Sebelum Perang Dunia Kedua meletus, pemerintah Australia di bawah ALP mengakui sepenuhnya legalitas dan legitimasi kediktatoran kolonial yang berlangsung di Hindia Belanda. Tidak pernah dipertanyakan apakah kolonialisme di sana merupakan sebuah bentuk penindasan atau bukan. Bahkan ketika Jepang menyerbu Hindia Belanda pada 1942, pemerintah ALP mengizinkan pemerintahan Hindia Belanda memindahkan lokasi kantor-kantor pemerintahan dari Batavia ke Melbourne dan kemudian ke Brisbane, Australia. Kapal terbang Qantas menyelamatkan Gubernur-Jenderal Hindia Belanda dan stafnya dengan jalan menjemput mereka di Cilacap dan menerbangkannya ke kota Broome di Australia Barat sebelah utara.
Alasan Australia menerima Belanda bisa dimengerti jika melihat kenyataan bahwa saat itu negeri Belanda sedang dijajah oleh tentara fasis Nazi dan Belanda menjadi sekutu Inggris Raya dan Australia menghadapi tentara Nazi. Tetapi yang tidak dapat dipahami adalah sikap pemerintah ALP, yang didukung penuh oleh barisan opposisinya Robert Menzies, untuk menampung tahanan-tahanan politik pemerintah kolonial Belanda di dalam penjara Australia. Pemerintah Hindia Belanda, didukung oleh Jenderal Douglas MacArthur, meminta izin kepada pemerintah Australia untuk memindahkan tahanan dari Boven Digul di Papua ke penjara di Australia.

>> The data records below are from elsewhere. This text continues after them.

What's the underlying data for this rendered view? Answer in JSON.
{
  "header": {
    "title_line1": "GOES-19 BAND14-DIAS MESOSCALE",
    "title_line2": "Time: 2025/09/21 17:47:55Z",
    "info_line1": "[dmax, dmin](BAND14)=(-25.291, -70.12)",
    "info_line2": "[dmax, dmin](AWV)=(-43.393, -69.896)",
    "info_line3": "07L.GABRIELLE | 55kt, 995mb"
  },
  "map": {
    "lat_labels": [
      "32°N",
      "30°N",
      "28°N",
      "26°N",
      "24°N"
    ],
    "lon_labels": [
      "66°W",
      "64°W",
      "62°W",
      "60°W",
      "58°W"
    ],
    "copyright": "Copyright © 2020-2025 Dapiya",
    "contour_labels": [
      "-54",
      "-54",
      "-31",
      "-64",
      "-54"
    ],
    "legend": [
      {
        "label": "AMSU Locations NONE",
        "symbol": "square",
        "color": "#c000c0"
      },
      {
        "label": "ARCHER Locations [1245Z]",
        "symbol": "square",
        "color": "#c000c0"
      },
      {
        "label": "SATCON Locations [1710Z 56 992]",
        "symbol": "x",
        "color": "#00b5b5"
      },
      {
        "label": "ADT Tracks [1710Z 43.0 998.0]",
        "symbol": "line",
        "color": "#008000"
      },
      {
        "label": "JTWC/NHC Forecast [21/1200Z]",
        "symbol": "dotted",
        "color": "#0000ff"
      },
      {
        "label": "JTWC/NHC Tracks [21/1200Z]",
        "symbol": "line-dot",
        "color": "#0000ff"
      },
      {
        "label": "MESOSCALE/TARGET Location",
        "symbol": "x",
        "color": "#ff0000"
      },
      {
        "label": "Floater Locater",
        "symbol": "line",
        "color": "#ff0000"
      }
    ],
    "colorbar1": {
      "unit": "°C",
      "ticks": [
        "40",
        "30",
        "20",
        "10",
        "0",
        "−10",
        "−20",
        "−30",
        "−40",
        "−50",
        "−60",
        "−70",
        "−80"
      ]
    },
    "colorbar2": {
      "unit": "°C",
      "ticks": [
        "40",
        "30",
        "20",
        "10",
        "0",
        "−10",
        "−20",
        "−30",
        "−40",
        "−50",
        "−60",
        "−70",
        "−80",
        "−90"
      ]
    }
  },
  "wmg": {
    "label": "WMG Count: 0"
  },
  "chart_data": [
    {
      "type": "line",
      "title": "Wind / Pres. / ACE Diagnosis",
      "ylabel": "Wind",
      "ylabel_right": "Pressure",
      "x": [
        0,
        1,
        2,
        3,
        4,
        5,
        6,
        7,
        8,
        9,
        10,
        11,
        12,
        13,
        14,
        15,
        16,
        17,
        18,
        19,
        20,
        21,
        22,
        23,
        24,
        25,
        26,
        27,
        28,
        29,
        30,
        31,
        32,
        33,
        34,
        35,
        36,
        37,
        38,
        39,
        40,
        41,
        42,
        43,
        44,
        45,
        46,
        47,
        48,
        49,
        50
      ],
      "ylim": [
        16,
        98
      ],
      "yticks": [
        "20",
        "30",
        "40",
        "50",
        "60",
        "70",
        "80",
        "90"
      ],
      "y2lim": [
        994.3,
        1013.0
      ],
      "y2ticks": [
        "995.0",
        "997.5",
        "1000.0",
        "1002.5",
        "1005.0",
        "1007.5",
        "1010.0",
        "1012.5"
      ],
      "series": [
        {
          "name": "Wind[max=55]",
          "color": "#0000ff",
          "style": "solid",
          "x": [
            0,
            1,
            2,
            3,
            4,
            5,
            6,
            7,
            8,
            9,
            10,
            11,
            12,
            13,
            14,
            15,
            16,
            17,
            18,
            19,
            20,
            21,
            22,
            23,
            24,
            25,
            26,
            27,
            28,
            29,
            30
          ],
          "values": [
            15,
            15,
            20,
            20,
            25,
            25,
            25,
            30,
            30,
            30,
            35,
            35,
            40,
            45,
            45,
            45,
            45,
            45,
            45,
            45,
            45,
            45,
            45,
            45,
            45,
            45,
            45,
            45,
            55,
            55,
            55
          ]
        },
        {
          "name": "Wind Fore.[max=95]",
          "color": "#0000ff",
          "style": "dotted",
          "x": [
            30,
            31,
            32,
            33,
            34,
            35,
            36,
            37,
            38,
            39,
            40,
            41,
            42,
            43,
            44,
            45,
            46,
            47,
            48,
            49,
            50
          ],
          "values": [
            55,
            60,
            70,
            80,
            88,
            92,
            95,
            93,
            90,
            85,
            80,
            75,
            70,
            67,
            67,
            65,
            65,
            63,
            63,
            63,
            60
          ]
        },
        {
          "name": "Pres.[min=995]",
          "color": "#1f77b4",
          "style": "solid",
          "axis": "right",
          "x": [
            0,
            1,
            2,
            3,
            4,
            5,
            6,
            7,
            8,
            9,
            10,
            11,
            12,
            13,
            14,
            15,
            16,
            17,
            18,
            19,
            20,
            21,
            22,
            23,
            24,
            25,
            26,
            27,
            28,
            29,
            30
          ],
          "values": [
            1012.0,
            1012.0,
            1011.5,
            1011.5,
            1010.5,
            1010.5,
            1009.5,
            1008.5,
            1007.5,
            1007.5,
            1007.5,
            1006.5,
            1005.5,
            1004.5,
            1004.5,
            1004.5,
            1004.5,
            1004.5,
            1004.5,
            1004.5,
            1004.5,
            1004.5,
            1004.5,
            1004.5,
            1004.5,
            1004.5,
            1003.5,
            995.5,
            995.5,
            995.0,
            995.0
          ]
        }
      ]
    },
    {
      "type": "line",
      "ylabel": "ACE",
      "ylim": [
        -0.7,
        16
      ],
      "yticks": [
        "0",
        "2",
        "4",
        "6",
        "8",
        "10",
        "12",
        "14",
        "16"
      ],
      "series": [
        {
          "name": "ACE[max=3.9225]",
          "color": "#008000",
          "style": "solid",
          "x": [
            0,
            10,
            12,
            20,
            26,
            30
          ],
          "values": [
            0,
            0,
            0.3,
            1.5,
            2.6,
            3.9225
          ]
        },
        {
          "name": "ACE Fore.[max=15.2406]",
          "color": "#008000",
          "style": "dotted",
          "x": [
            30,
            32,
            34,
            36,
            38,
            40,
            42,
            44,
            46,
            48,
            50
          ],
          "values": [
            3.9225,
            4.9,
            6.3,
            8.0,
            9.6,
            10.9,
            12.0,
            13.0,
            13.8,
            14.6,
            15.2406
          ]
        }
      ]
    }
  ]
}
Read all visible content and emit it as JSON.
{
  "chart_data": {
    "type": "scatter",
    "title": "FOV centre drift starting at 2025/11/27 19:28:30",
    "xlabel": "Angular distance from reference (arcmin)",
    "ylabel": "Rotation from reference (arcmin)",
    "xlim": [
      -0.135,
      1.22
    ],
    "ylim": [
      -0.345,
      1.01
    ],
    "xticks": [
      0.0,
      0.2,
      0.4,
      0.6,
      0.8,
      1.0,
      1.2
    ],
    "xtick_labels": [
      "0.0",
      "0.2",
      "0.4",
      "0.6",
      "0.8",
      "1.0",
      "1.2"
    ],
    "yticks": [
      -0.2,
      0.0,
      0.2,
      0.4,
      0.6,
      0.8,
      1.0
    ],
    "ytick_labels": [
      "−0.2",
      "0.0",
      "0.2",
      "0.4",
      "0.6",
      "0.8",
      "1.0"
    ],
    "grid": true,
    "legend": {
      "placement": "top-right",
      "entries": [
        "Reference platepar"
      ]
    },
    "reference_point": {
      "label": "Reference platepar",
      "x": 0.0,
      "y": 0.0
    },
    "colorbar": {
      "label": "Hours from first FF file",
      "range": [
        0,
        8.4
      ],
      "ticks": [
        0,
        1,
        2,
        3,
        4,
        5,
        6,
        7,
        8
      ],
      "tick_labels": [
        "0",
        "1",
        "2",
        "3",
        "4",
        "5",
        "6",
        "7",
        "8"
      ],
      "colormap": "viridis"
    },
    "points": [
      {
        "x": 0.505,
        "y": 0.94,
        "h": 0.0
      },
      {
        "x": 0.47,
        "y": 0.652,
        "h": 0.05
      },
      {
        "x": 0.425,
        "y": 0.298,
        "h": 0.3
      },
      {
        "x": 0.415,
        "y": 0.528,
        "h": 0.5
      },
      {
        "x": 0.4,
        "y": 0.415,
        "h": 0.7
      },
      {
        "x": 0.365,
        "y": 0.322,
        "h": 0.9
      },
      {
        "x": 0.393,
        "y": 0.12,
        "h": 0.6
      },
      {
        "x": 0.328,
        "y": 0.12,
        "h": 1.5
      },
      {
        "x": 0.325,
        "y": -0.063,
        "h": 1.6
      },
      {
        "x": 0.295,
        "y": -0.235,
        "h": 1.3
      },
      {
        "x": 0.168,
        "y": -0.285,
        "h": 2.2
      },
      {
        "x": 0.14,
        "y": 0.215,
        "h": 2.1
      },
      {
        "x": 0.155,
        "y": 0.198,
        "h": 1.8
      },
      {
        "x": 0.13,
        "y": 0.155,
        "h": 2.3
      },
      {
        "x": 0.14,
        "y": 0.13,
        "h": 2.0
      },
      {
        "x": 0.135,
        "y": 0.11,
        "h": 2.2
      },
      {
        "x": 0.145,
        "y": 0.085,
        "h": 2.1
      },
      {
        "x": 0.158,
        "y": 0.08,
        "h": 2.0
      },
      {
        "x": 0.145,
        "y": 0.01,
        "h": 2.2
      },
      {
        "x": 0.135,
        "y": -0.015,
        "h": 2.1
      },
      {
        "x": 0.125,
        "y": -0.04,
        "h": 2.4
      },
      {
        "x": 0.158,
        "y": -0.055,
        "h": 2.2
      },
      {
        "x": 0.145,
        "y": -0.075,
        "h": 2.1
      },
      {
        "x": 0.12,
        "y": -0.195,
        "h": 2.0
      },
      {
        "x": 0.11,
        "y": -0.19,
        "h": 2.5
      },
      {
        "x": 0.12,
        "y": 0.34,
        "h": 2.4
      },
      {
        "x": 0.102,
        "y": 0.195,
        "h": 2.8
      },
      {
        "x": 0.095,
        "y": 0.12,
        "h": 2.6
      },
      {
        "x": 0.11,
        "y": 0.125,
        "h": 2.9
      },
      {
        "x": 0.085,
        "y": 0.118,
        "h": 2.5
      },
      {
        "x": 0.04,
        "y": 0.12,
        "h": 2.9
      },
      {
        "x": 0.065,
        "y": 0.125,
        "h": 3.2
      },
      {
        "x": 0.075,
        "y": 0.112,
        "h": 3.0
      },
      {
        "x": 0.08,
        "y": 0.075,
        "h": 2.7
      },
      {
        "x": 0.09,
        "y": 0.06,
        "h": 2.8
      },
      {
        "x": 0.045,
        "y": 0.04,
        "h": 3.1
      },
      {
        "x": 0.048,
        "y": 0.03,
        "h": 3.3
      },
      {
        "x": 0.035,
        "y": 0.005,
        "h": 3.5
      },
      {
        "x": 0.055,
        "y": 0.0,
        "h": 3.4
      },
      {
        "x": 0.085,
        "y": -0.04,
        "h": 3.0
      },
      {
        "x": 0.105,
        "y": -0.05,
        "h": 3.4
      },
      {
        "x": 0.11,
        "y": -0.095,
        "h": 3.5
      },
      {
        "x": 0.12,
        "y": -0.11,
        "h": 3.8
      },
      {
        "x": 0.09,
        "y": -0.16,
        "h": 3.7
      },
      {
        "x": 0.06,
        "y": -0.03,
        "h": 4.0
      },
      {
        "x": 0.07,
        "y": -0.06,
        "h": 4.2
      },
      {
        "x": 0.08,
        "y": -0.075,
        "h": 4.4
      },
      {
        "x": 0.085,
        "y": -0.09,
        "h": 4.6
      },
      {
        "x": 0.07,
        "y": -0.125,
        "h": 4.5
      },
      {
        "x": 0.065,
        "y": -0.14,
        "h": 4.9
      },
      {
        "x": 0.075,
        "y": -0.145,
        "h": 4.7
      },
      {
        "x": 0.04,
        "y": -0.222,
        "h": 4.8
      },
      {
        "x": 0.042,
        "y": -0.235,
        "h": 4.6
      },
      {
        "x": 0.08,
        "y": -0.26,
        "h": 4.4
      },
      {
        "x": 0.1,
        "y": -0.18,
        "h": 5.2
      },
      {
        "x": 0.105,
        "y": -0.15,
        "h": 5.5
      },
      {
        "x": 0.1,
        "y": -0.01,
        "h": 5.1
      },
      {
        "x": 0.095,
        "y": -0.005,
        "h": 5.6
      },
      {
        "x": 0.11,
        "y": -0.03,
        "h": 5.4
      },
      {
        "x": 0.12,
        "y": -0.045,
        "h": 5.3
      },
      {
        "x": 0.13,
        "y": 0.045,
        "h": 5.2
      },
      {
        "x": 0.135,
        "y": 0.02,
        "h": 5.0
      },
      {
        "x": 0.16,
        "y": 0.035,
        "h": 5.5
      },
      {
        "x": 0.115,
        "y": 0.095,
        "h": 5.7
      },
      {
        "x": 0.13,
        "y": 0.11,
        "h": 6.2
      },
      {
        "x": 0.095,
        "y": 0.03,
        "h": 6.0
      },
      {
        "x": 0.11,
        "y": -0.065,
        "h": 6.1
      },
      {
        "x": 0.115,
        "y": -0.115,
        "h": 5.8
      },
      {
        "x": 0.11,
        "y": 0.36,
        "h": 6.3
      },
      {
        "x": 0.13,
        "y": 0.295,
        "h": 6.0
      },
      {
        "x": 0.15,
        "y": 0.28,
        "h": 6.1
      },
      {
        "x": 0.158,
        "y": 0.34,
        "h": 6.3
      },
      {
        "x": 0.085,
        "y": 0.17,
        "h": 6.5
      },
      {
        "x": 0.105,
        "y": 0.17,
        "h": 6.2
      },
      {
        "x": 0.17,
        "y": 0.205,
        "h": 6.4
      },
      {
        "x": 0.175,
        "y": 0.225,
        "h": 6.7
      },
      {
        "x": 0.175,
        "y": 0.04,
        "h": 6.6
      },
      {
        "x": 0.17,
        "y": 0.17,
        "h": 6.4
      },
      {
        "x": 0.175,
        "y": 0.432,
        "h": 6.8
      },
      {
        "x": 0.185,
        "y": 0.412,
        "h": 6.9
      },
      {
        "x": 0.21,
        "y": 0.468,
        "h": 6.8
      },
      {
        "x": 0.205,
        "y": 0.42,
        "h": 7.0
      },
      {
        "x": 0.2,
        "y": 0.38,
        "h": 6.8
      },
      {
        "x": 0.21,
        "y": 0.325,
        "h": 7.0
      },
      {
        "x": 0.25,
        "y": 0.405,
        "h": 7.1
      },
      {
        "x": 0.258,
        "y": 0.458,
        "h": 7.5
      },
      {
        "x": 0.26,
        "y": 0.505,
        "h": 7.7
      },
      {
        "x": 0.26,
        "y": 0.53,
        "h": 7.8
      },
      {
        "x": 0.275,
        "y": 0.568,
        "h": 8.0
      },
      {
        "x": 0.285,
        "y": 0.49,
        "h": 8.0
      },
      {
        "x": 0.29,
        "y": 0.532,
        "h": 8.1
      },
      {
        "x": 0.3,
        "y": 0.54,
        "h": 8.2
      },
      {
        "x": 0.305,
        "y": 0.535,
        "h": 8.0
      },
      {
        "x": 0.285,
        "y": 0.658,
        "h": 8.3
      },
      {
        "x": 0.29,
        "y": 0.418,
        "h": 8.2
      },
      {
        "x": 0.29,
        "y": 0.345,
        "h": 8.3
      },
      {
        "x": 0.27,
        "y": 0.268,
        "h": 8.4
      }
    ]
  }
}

Penghuni Boven Digul terdiri dari pejuang-pejuang kemerdekaan Indonesia, aktivis-aktivis dari berbagai latar-belakang, baik yang komunis maupun dari aliran lain, yang pernah menentang kediktatoran kolonial Belanda. Pemerintah dan kelompok oposisi Australia meluluskan permintaan itu.
Pada 17 Mei 1943, John Dedman, Menteri Urusan Organisasi Perang menandatangai sebuah dokumen yang menyatakan semua tahanan Digul yang akan dikirim ke Australia dinyatakan sebagai tahanan Australia. Pada Juni 1943 tahanan-tahanan tersebut diangkut dengan menggunakan kapal laut ke Australia. Gelombang pertama menggunakan kapal Katoomba, disusul gelombang kedua dengan kapal Belanda Both. Setibanya di Australia mereka dipindahkan ke kamp tawanan perang (yang juga sudah dihuni tahanan orang Jepang) di kota Cowra di negara bagian New South Wales.
Itulah saat pertama kali dan hanya pernah terjadi sekali, pemerintah Australia menerima tahanan politik negara lain di dalam penjaranya. Selama tahun 1943 sampai bulan Juni, sejarah ini adalah sejarah kerjasama kekuasaan Hindia Belanda dengan kekuasaan Australia. Baru pada tahun 1944 dan 1945 hampir semua tahanan politik itu dibebaskan dari Cowra dan bisa bergerak bebas di masyarakat Australia –kecuali 17 tahanan yang dianggap keras kepala oleh pihak Belanda. Ketujuhbelas orang itu dikembalikan ke Tanah Merah di Papua pada tahun 1945.
Dari sejarah bisa diketahui kalau pembebasan kaum pergerakan yang jadi tahanan politik tersebut merupakan hasil kerjasama antara tahanan politik itu sendiri dan orang-orang Indonesia lain yang sedang berada di Australia bersama organisasi rakyat Australia. Dalam proses itu yang berperan adalah organisasi hak azasi, gereja, serikat buruh, anggota biasa dari Partai Buruh, Partai Komunis Australia dan organisasi mahasiswa. Para buruh Australia yang bekerja pelabuhan pun melakukan pemogokan menolak membongkar muat barang bawaan kapal-kapal milik Belanda.
Kerjasama bersejarah itu juga melahirkan sebuah assosiasi baru bernama Australia Indonesia Association. Sejarah kerjasama rakyat dengan rakyat itu melahirkan banyak cerita baru yang menarik, berbeda dengan hubungan penguasa dengan penguasa yang berulangkali melanggar prinsip demokrasi sampai sekarang pun. Itulah sisi lain dari cerita dukungan Australia terhadap kemerdekaan Indonesia.